Developer Tempus Real Estate Group is back with a reworked transit-oriented apartment proposal for a triangular lot previously occupied by a gas station at the corner of Seminary and Lincoln avenues. The five-story structure calls for 36 residential units, 18 parking stalls, and 1,900 square feet of retail space.
The latest plan is the third iteration for the odd-shaped site at 2658-70 N. Lincoln Avenue. In 2017 Ald. Michele Smith (43rd) rejected a plan calling for 45 residential units with 17 parking spaces. The developer cut the number of apartments to 35 and increased parking to 18 spaces, but Smith rejected that second version of the plan in 2018, citing "community feedback and concerns."
Designed by architecture firm Studio SYM, the all-new proposal is more sculpted than its predecessors and steps back as its rises. Instead of spanning the entire site, the revised building is set back from the intersection and alleyway to create some relief along Seminary Avenue. The building "floats above street level at the corner" to improve sightlines, according to architect Rene Steevensz. The development features new landscaping, ground-floor garage parking, retail fronting Lincoln Avenue, and a rooftop terrace.
Tempus proposes to build 11 one-bedroom units renting for between $1,900 and $2,500 a month and 24 two-bedrooms going for $2,800 and $3,900. There will also be a single three-bedroom penthouse, but no word from the developer on pricing for that unit.

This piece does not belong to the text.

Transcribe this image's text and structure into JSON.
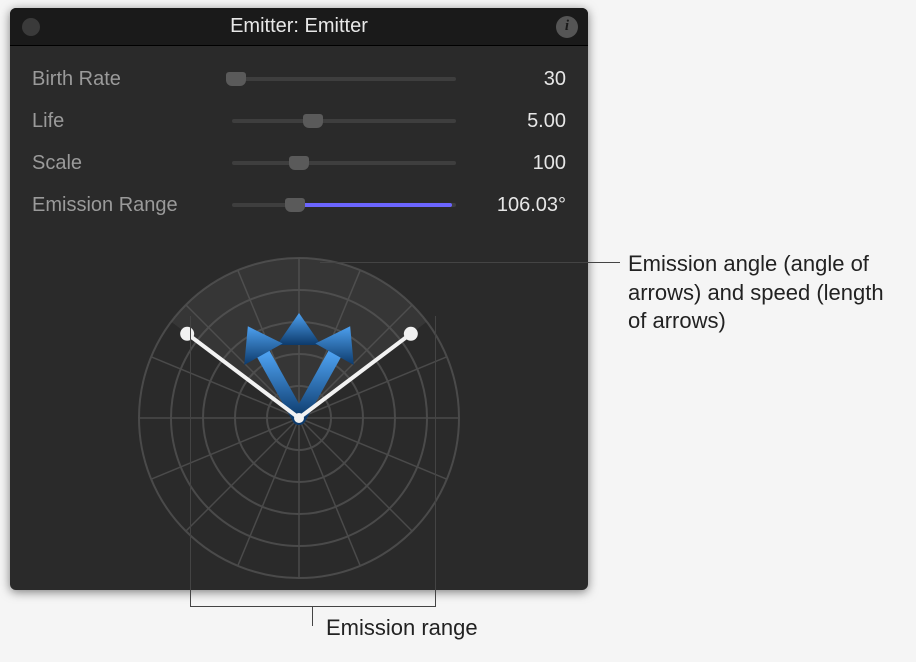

The plan will require a zoning change from B3-2 to B3-3 TOD. The rezoning measure triggers the city's Affordable Requirements Ordinance, and the developer will satisfy its obligations by providing all four of the required affordable units on-site.
The team hopes to get zoning approval from the city by the end of the year and anticipates a 14- to 16-month construction timeline. "Assuming the best-case scenario, we would begin construction by the end of the first quarter of 2022, said Nick Ftikas, an attorney representing Tempus.
Of course, before any of that can happen, the project will need to win over Ald. Smith and the scores of neighbors that spoke against the proposal at a nearly two-and-a-half-hour virtual meeting on Thursday. Complaints mostly included cries for more parking and objections over the building's five-story height, which would block the "skyline views" of residents of the nearby four-story Schubert Pointe condo building.
"There is some opposition on the call," Smith admitted. "I can hear the anger in your comments. If this was a live community meeting I think some of these people would be yelling. We will take down all of the feedback, talk to the developer, and come back to the community with the next step—if there is a next step."